The search by online-payments kingpins for avenues into physical-world stores reached a new milestone with the acquisition by Stripe Inc. of point-of-sale technologist Index Inc.
Terms of the deal were not disclosed, according to an Index spokesperson, who added the company has no immediate comment on the transaction. A Stripe spokesperson said the deal closed “late last week” but refused to comment beyond that.
San Francisco-based Index, which was founded in 2012 by a pair of executives who had helped develop and launch Google Wallet, posted at the top of its home page a terse announcement that reads, “Index has joined the Stripe team.”
With the acquisition, Stripe gains a company whose software won widespread notice in the wake of the introduction of EMV chip cards in the United States by improving on card-network protocols to speed EMV transactions. After steadily chipping away at transaction time, Index now promotes what it calls “1-Second EMV.” Especially in the months after the October 2015 EMV launch, merchants and customers alike grew increasingly exasperated with perceived transaction times for the new chip cards.

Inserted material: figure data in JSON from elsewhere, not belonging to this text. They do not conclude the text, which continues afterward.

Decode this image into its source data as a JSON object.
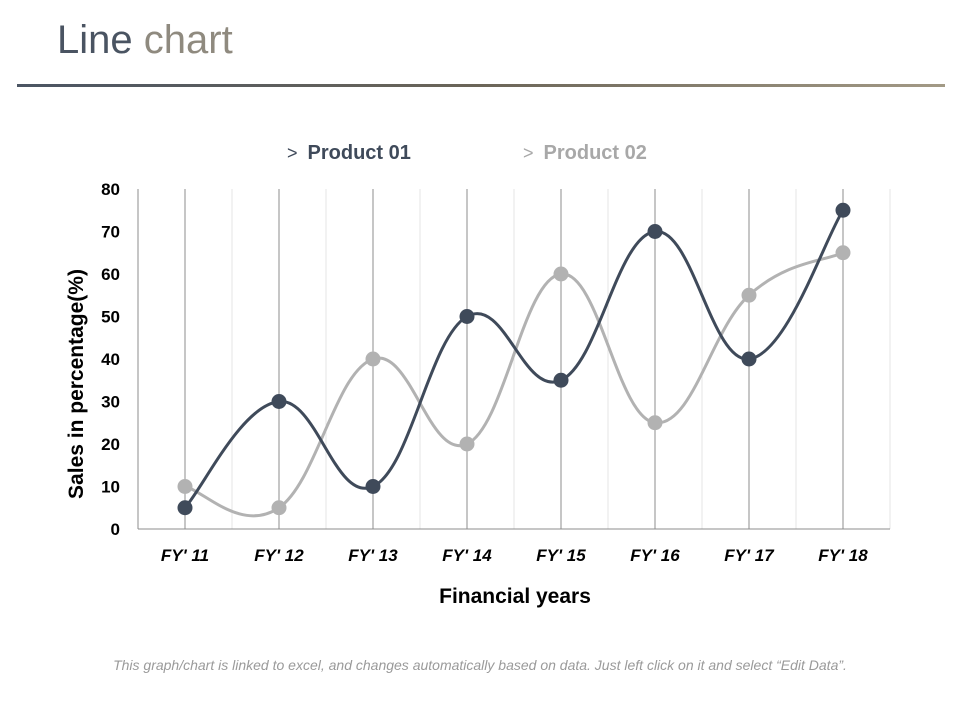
{
  "slide": {
    "title_part1": "Line",
    "title_part2": "chart",
    "footnote": "This graph/chart is linked to excel, and changes automatically based on data. Just left click on it and select “Edit Data”."
  },
  "legend": {
    "marker": ">",
    "items": [
      "Product 01",
      "Product 02"
    ]
  },
  "colors": {
    "product_01": "#3f4a5a",
    "product_02": "#b2b2b2",
    "gridline": "#8c8c8c",
    "minor_gridline": "#e6e6e6",
    "axis_text": "#000000"
  },
  "chart_data": {
    "type": "line",
    "title": "",
    "xlabel": "Financial years",
    "ylabel": "Sales in percentage(%)",
    "categories": [
      "FY' 11",
      "FY' 12",
      "FY' 13",
      "FY' 14",
      "FY' 15",
      "FY' 16",
      "FY' 17",
      "FY' 18"
    ],
    "ylim": [
      0,
      80
    ],
    "yticks": [
      0,
      10,
      20,
      30,
      40,
      50,
      60,
      70,
      80
    ],
    "smooth": true,
    "grid": "vertical",
    "legend_position": "top",
    "series": [
      {
        "name": "Product 01",
        "values": [
          5,
          30,
          10,
          50,
          35,
          70,
          40,
          75
        ]
      },
      {
        "name": "Product 02",
        "values": [
          10,
          5,
          40,
          20,
          60,
          25,
          55,
          65
        ]
      }
    ]
  }
}
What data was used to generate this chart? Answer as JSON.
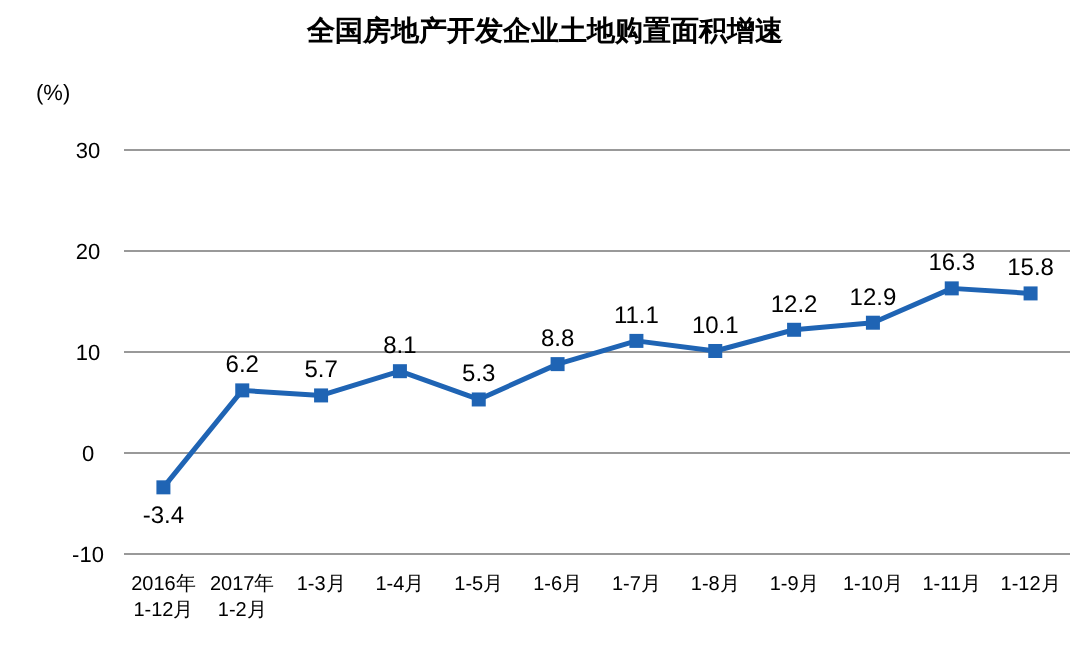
{
  "chart_data": {
    "type": "line",
    "title": "全国房地产开发企业土地购置面积增速",
    "ylabel": "(%)",
    "categories": [
      "2016年\n1-12月",
      "2017年\n1-2月",
      "1-3月",
      "1-4月",
      "1-5月",
      "1-6月",
      "1-7月",
      "1-8月",
      "1-9月",
      "1-10月",
      "1-11月",
      "1-12月"
    ],
    "series": [
      {
        "color": "#1f64b4",
        "values": [
          -3.4,
          6.2,
          5.7,
          8.1,
          5.3,
          8.8,
          11.1,
          10.1,
          12.2,
          12.9,
          16.3,
          15.8
        ]
      }
    ],
    "ylim": [
      -10,
      30
    ],
    "yticks": [
      -10,
      0,
      10,
      20,
      30
    ],
    "grid": "y",
    "marker": "square",
    "line_style": "solid",
    "data_labels": true
  }
}
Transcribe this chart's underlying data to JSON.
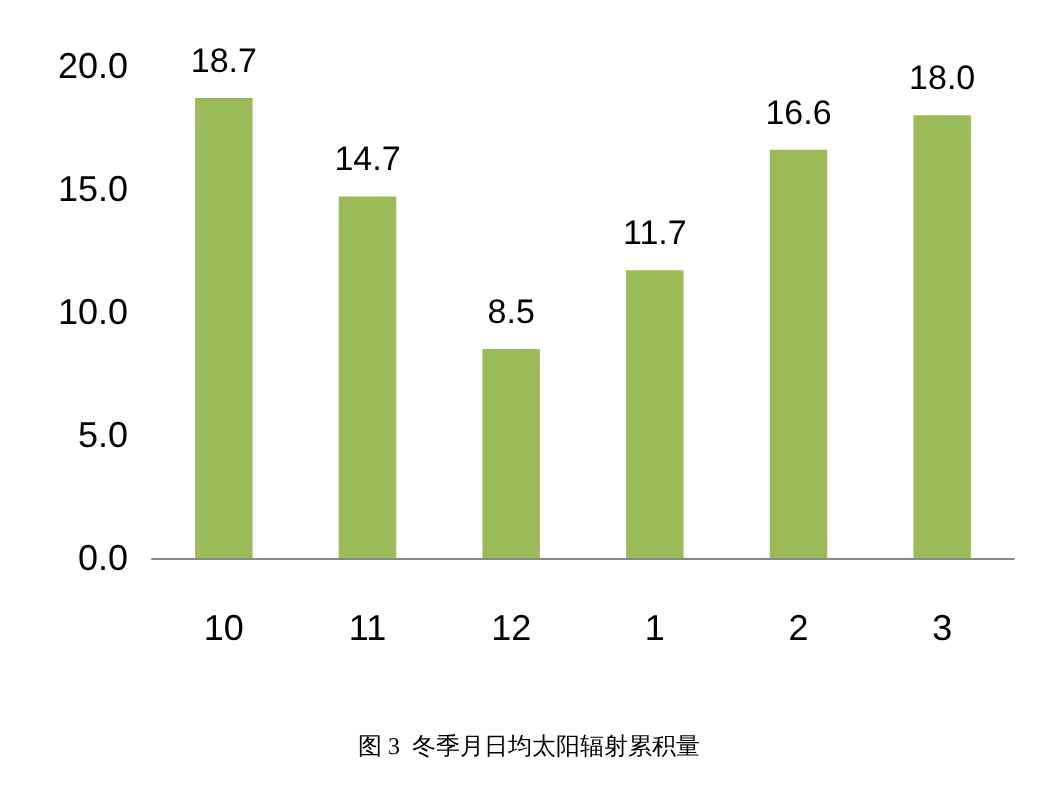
{
  "chart_data": {
    "type": "bar",
    "title": "图 3  冬季月日均太阳辐射累积量",
    "categories": [
      "10",
      "11",
      "12",
      "1",
      "2",
      "3"
    ],
    "values": [
      18.7,
      14.7,
      8.5,
      11.7,
      16.6,
      18.0
    ],
    "value_labels": [
      "18.7",
      "14.7",
      "8.5",
      "11.7",
      "16.6",
      "18.0"
    ],
    "color": "#9bbb59",
    "ylim": [
      0,
      20
    ],
    "yticks": [
      {
        "value": 0,
        "label": "0.0"
      },
      {
        "value": 5,
        "label": "5.0"
      },
      {
        "value": 10,
        "label": "10.0"
      },
      {
        "value": 15,
        "label": "15.0"
      },
      {
        "value": 20,
        "label": "20.0"
      }
    ],
    "grid": false
  }
}
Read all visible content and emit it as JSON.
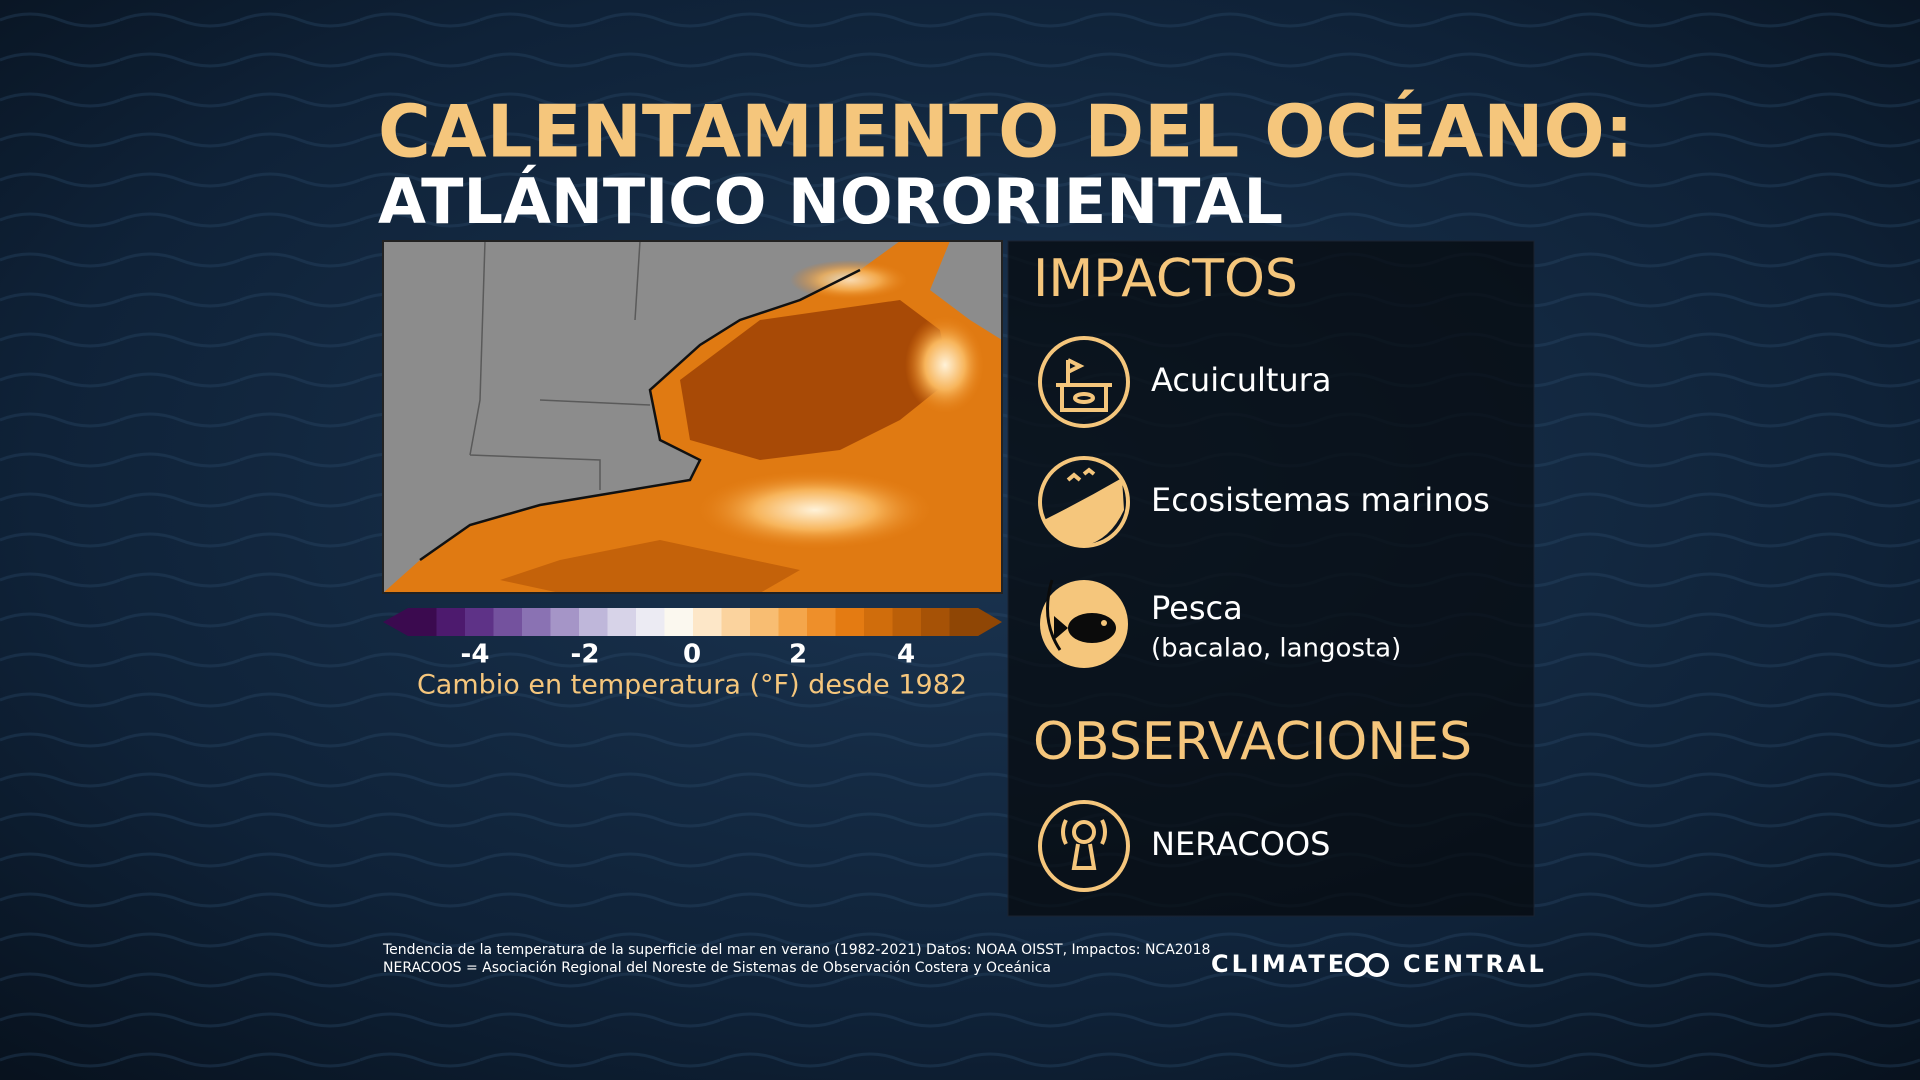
{
  "title": {
    "line1": "CALENTAMIENTO DEL OCÉANO:",
    "line2": "ATLÁNTICO NORORIENTAL"
  },
  "legend": {
    "ticks": [
      -4,
      -2,
      0,
      2,
      4
    ],
    "caption": "Cambio en temperatura (°F) desde 1982"
  },
  "impacts": {
    "heading": "IMPACTOS",
    "items": [
      {
        "label": "Acuicultura"
      },
      {
        "label": "Ecosistemas marinos"
      },
      {
        "label": "Pesca",
        "note": "(bacalao, langosta)"
      }
    ]
  },
  "observations": {
    "heading": "OBSERVACIONES",
    "items": [
      {
        "label": "NERACOOS"
      }
    ]
  },
  "footer": {
    "lines": [
      "Tendencia de la temperatura de la superficie del mar en verano (1982-2021) Datos: NOAA OISST, Impactos: NCA2018",
      "NERACOOS = Asociación Regional del Noreste de Sistemas de Observación Costera y Oceánica"
    ],
    "logo": [
      "CLIMATE",
      "CENTRAL"
    ]
  }
}
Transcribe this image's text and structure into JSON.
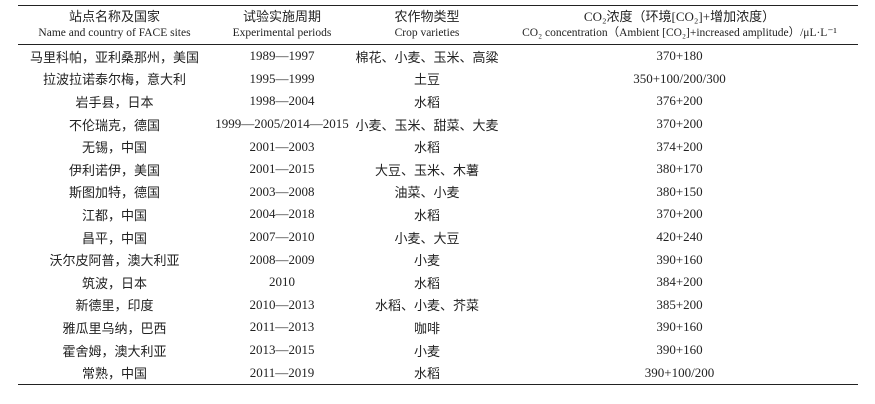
{
  "table": {
    "header": [
      {
        "zh": "站点名称及国家",
        "en": "Name and country of FACE sites"
      },
      {
        "zh": "试验实施周期",
        "en": "Experimental periods"
      },
      {
        "zh": "农作物类型",
        "en": "Crop varieties"
      },
      {
        "zh": "CO₂浓度（环境[CO₂]+增加浓度）",
        "en": "CO₂ concentration（Ambient [CO₂]+increased amplitude）/μL·L⁻¹"
      }
    ],
    "rows": [
      [
        "马里科帕，亚利桑那州，美国",
        "1989—1997",
        "棉花、小麦、玉米、高粱",
        "370+180"
      ],
      [
        "拉波拉诺泰尔梅，意大利",
        "1995—1999",
        "土豆",
        "350+100/200/300"
      ],
      [
        "岩手县，日本",
        "1998—2004",
        "水稻",
        "376+200"
      ],
      [
        "不伦瑞克，德国",
        "1999—2005/2014—2015",
        "小麦、玉米、甜菜、大麦",
        "370+200"
      ],
      [
        "无锡，中国",
        "2001—2003",
        "水稻",
        "374+200"
      ],
      [
        "伊利诺伊，美国",
        "2001—2015",
        "大豆、玉米、木薯",
        "380+170"
      ],
      [
        "斯图加特，德国",
        "2003—2008",
        "油菜、小麦",
        "380+150"
      ],
      [
        "江都，中国",
        "2004—2018",
        "水稻",
        "370+200"
      ],
      [
        "昌平，中国",
        "2007—2010",
        "小麦、大豆",
        "420+240"
      ],
      [
        "沃尔皮阿普，澳大利亚",
        "2008—2009",
        "小麦",
        "390+160"
      ],
      [
        "筑波，日本",
        "2010",
        "水稻",
        "384+200"
      ],
      [
        "新德里，印度",
        "2010—2013",
        "水稻、小麦、芥菜",
        "385+200"
      ],
      [
        "雅瓜里乌纳，巴西",
        "2011—2013",
        "咖啡",
        "390+160"
      ],
      [
        "霍舍姆，澳大利亚",
        "2013—2015",
        "小麦",
        "390+160"
      ],
      [
        "常熟，中国",
        "2011—2019",
        "水稻",
        "390+100/200"
      ]
    ]
  }
}
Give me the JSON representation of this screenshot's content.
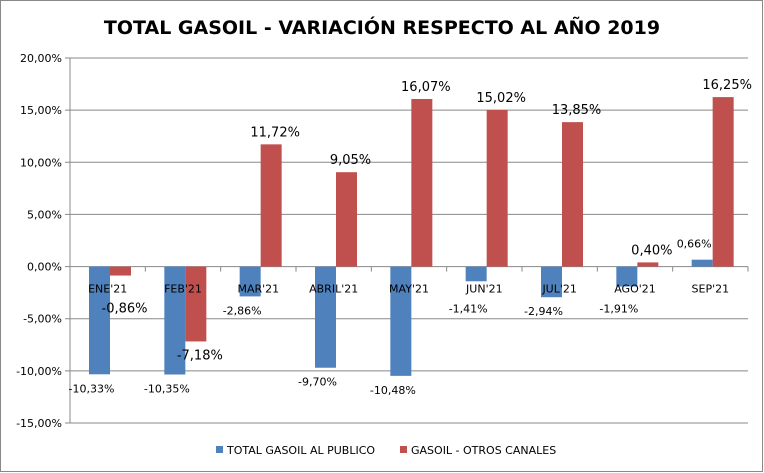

Index also develops point-of-sale software for loyalty, campaign analytics, point-to-point encryption, gateway management, and other functions.
Eight-year-old Stripe, also based in San Francisco, originally won recognition for its relatively simple code that allows e-commerce sellers to quickly set up for payment acceptance. Since then it has added considerable sophistication to its product suite but continued to concentrate on e-commerce.
Now, it can combine its e-commerce acumen with Index’s in-store capabilities to forge a strong multichannel offering for merchants with both online and physical stores, observers say. “There are few companies that are good at multichannel processing, and many larger merchants need that,” says Rick Oglesby, principal at AZ Payments Group, a Mesa, Ariz.-based consultancy, in an email message. “This deal not only opens up the point of sale, but it also does so with a modern technology stack and a differentiated product.”
Demand for such capability can’t be ignored at payments providers like Stripe that are looking for growth, experts say. Indeed, the Index deal “should strengthen Stripe’s proposition in a world where it’s becoming increasingly important to be able to seamlessly support merchants in the cloud and bricks and mortar,” notes Eric Grover, principal at Intrepid Ventures, Minden, Nev., in an email.
While the terms aren’t known, Grover argues the deal almost certainly yielded a result that would have been more costly for Stripe to develop in-house. “While Stripe could have developed the software themselves, there’d be an opportunity cost, and this gets them there fast,” he says.
Grover likens the acquisition to PayPal Holdings Inc.’s move in 2013 to buy Chicago-based e-commerce processor Braintree for $800 million. “PayPal had acquired an online-payment platform from Verisign in 2005,” he recalls. With that asset in hand, “it could have built a more flexible, feature-rich platform, but Braintree got PayPal a slicker platform in the market faster.”